4.      THE PAST. In perusing Viking’s 690 page Medieval Reader, I am struck not only by the past-oriented mind-set, but also how random and arbitrary everything in the future seems to be. If God wills, the sun will not rise tomorrow. There are no paychecks, there is no food in the house, no one plans, everyone looks backwards. When food is available, it seems to be mostly oatmeal and onions.

We certainly haven’t totally overcome this. We bear our parents’ names, we teach history not futures. Yet we watch weather forecasts and do not blame the gods for the rain. We not only know that the sun will rise but we also have some confidence that the incredibly complex machine in the driveway will start. Although we have put aside our faith in the gods (or perhaps because we have), we have an amazing ability to predict the future. Any failure in this ability (perhaps a tornado) astonishes us and we redouble our research on predictability.

In the Middle Ages, any change was regarded as heresy. Progress was unthinkable, invention a curse of the devil. “As it was in the beginning, it is now, and ever shall be, world without end. Amen.”

5.      ISOLATION. Castles had multiple walls, moats, and ditches. Towns had multiple walls and streets were frequently sealed. In China, the walls were even bigger than in Europe; the wall around Xian is a series of towns itself. Today, people party in, around, and on top of the wall. All roads were toll roads. Classes were severely divided; royalty, nobility, knights, squires, serfs. Clergy vs. laity. Men over women. Communication was nearly nonexistent. News traveled slowly and it was mostly myth and rumor. Many monks were silent; many nuns were not allowed to talk. Schisms and heresies divided people within religions. Hindu vs. Buddhism, Confucius vs. Tao, and God only knows how many schisms in Islam and Christianity.

Anything written had to be on dried lambskin or calfskin and almost all the writings were religious. (Perhaps all of it. Supposedly, a few “secular songs” or “love songs” were preserved on animal skin but I have never seen one, although I have seen thousands of religious ones.)

Today, communication is instant (although myth and rumor still abound.) Today the gates to the towns are open, although airports, prisons, and military bases are gated; some suburbs and corporations are gated.
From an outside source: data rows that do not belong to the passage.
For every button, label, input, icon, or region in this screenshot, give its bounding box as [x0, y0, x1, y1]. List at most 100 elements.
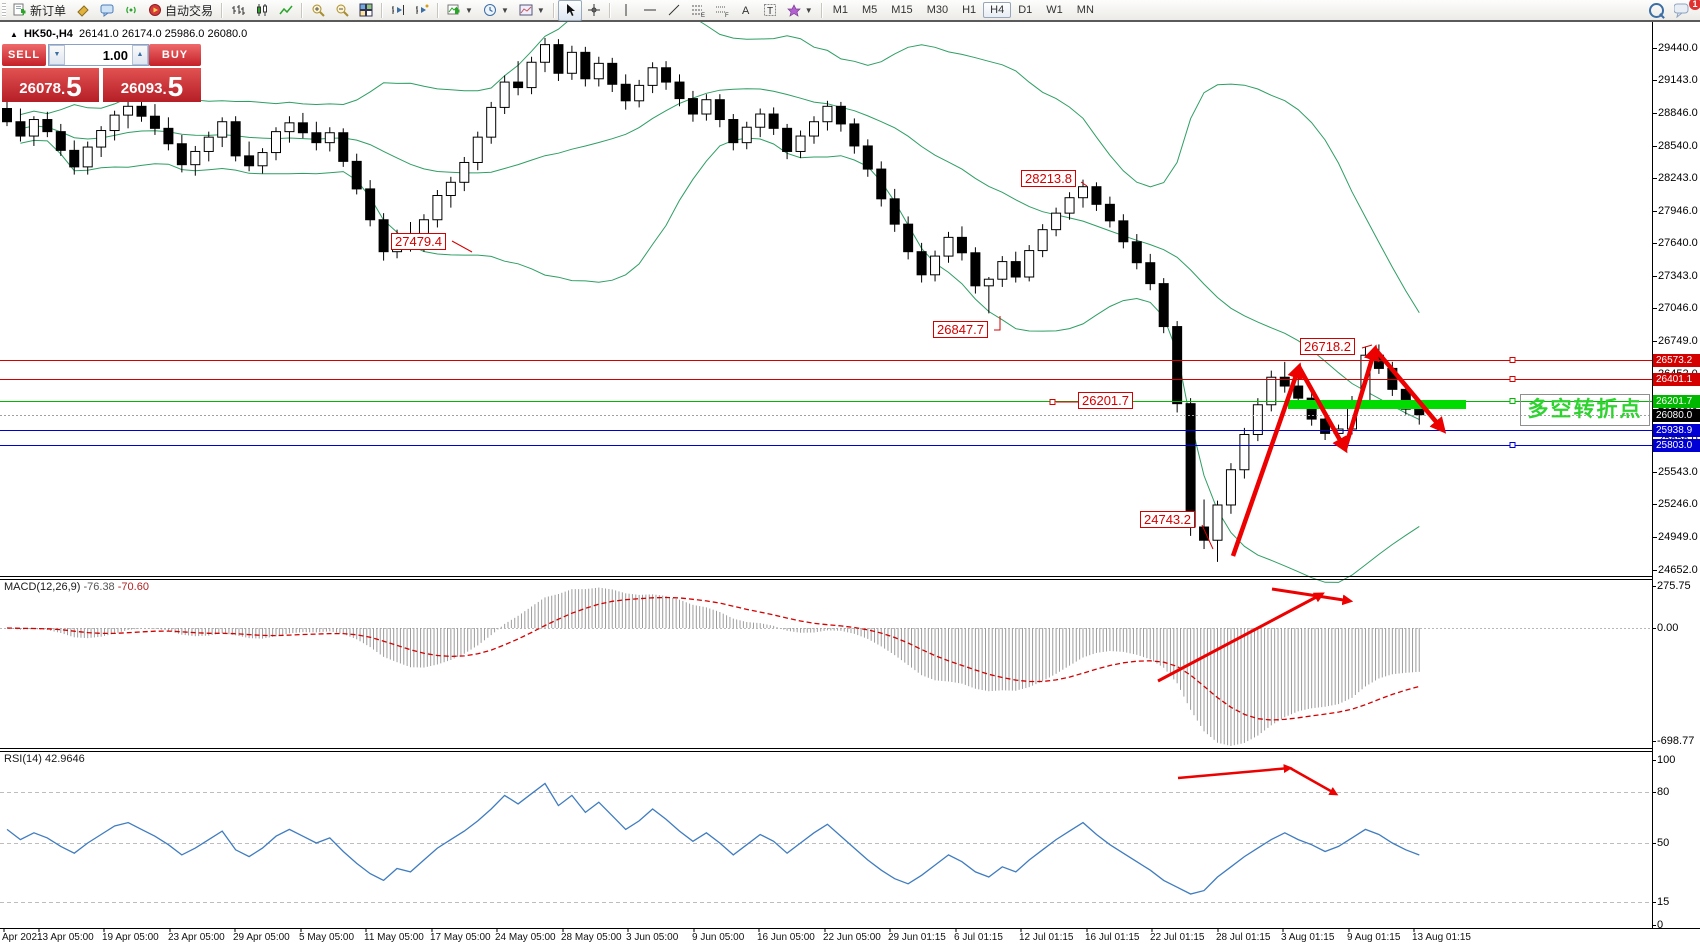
macd-trend-arrow — [1157, 592, 1325, 683]
volume-spinner[interactable]: ▼ 1.00 ▲ — [48, 44, 149, 66]
price-axis-label: 27343.0 — [1658, 270, 1698, 282]
date-axis-label: 16 Jun 05:00 — [757, 932, 815, 943]
trendline-tool[interactable] — [662, 0, 686, 21]
new-order-button[interactable]: 新订单 — [8, 0, 71, 21]
tile-windows-icon — [359, 3, 373, 17]
zoom-in-button[interactable] — [306, 0, 330, 21]
fibonacci-tool[interactable]: E — [686, 0, 710, 21]
chat-button[interactable]: 1 — [1674, 0, 1700, 18]
fibonacci-icon: E — [691, 3, 705, 17]
timeframe-button-mn[interactable]: MN — [1076, 4, 1094, 16]
new-chart-icon — [447, 3, 461, 17]
sell-button[interactable]: SELL — [2, 44, 46, 66]
candle-bear — [1172, 326, 1183, 405]
timeframe-button-m15[interactable]: M15 — [891, 4, 913, 16]
main-trend-arrow — [1297, 365, 1348, 454]
timeframe-button-m5[interactable]: M5 — [862, 4, 878, 16]
toolbar-grip[interactable] — [2, 3, 6, 17]
bar-chart-mode-button[interactable] — [226, 0, 250, 21]
text-label-tool[interactable]: T — [758, 0, 782, 21]
price-callout-label[interactable]: 24743.2 — [1140, 511, 1195, 528]
crosshair-tool-button[interactable] — [582, 0, 606, 21]
timeframe-button-h4[interactable]: H4 — [983, 2, 1012, 18]
date-axis-label: Apr 2021 — [2, 932, 43, 943]
candle-bear — [620, 83, 631, 102]
candle-bear — [55, 131, 66, 151]
volume-value[interactable]: 1.00 — [102, 47, 128, 63]
volume-up-button[interactable]: ▲ — [132, 45, 148, 65]
candle-bull — [1239, 434, 1250, 471]
line-selection-handle — [1509, 357, 1516, 363]
rsi-name: RSI(14) — [4, 753, 42, 765]
candle-bear — [297, 122, 308, 134]
price-tag: 25803.0 — [1653, 438, 1700, 452]
price-axis-label: 25543.0 — [1658, 466, 1698, 478]
candle-bear — [1145, 262, 1156, 285]
candle-bull — [741, 126, 752, 144]
timeframe-button-d1[interactable]: D1 — [1018, 4, 1033, 16]
candlestick-mode-button[interactable] — [250, 0, 274, 21]
price-callout-label[interactable]: 27479.4 — [391, 233, 446, 250]
chart-shift-button[interactable] — [386, 0, 410, 21]
date-axis-label: 3 Jun 05:00 — [626, 932, 679, 943]
collapse-arrow-icon[interactable]: ▲ — [10, 30, 18, 39]
new-chart-dropdown[interactable]: ▼ — [442, 0, 478, 21]
price-callout-label[interactable]: 26718.2 — [1300, 338, 1355, 355]
line-chart-mode-button[interactable] — [274, 0, 298, 21]
eraser-button[interactable] — [71, 0, 95, 21]
symbol-title[interactable]: ▲ HK50-,H4 26141.0 26174.0 25986.0 26080… — [10, 28, 247, 40]
quotes-button[interactable] — [95, 0, 119, 21]
vertical-line-tool[interactable] — [614, 0, 638, 21]
tile-windows-button[interactable] — [354, 0, 378, 21]
candle-bull — [795, 135, 806, 152]
search-icon[interactable] — [1649, 2, 1664, 18]
cursor-tool-button[interactable] — [557, 0, 582, 21]
volume-down-button[interactable]: ▼ — [49, 45, 65, 65]
timeframe-button-m1[interactable]: M1 — [832, 4, 848, 16]
timeframe-button-w1[interactable]: W1 — [1046, 4, 1063, 16]
price-axis-label: 26749.0 — [1658, 335, 1698, 347]
timeframe-button-m30[interactable]: M30 — [926, 4, 949, 16]
candle-bear — [1131, 241, 1142, 264]
date-axis-label: 6 Jul 01:15 — [954, 932, 1003, 943]
timeframe-bar: M1 M5 M15 M30 H1 H4 D1 W1 MN — [826, 2, 1101, 18]
period-dropdown[interactable]: ▼ — [478, 0, 514, 21]
templates-dropdown[interactable]: ▼ — [514, 0, 550, 21]
text-label-T-icon: T — [763, 3, 777, 17]
date-axis-label: 28 May 05:00 — [561, 932, 622, 943]
shapes-dropdown[interactable]: ▼ — [782, 0, 818, 21]
svg-text:F: F — [725, 13, 729, 17]
signal-button[interactable] — [119, 0, 143, 21]
dropdown-caret-icon: ▼ — [804, 5, 813, 15]
candle-bull — [203, 136, 214, 152]
bollinger-band-line — [20, 0, 1420, 314]
candle-bear — [903, 223, 914, 253]
timeframe-button-h1[interactable]: H1 — [962, 4, 977, 16]
dropdown-caret-icon: ▼ — [465, 5, 473, 15]
bull-bear-turning-point-label[interactable]: 多空转折点 — [1520, 394, 1650, 426]
price-axis-label: 27640.0 — [1658, 237, 1698, 249]
macd-axis-label: 275.75 — [1657, 580, 1691, 592]
candle-bull — [271, 131, 281, 154]
price-callout-label[interactable]: 26201.7 — [1078, 392, 1133, 409]
buy-price-display[interactable]: 26093. 5 — [103, 68, 201, 102]
callout-connector — [1080, 181, 1088, 187]
candle-bull — [755, 113, 766, 128]
candle-bull — [701, 99, 712, 115]
channel-tool[interactable]: F — [710, 0, 734, 21]
buy-price-big-digit: 5 — [167, 71, 184, 102]
decimal-dot: . — [60, 81, 66, 98]
price-callout-label[interactable]: 26847.7 — [933, 321, 988, 338]
text-tool[interactable]: A — [734, 0, 758, 21]
date-axis-label: 16 Jul 01:15 — [1085, 932, 1140, 943]
auto-scroll-button[interactable] — [410, 0, 434, 21]
candle-bear — [661, 67, 672, 83]
zoom-out-button[interactable] — [330, 0, 354, 21]
horizontal-line-tool[interactable] — [638, 0, 662, 21]
sell-price-display[interactable]: 26078. 5 — [2, 68, 99, 102]
buy-button[interactable]: BUY — [149, 44, 201, 66]
auto-trading-button[interactable]: 自动交易 — [143, 0, 218, 21]
price-callout-label[interactable]: 28213.8 — [1021, 170, 1076, 187]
These are today’s castles. (Except in Sweden, where companies are forbidden to fence their property. Be a good neighbor, and you don’t need the fence, the Swedes say.) Robert Frost noted that only a “stone-age savage” thinks that good fences make good neighbors. Slowly and reluctantly, we seem to be overcoming our savagery. I never thought I’d see the Berlin Wall come down or Europe using a common currency, yet it happened. No one is silent; cell phones and the internet resound with our chatter. No one cares whether Christ’s Blood is consubstantiated or transubstantiated.

So the question is: If this is what the last 7 centuries have wrought, what about the next 7? (Since change is now a lot faster, you may want to think about just the next century or so.)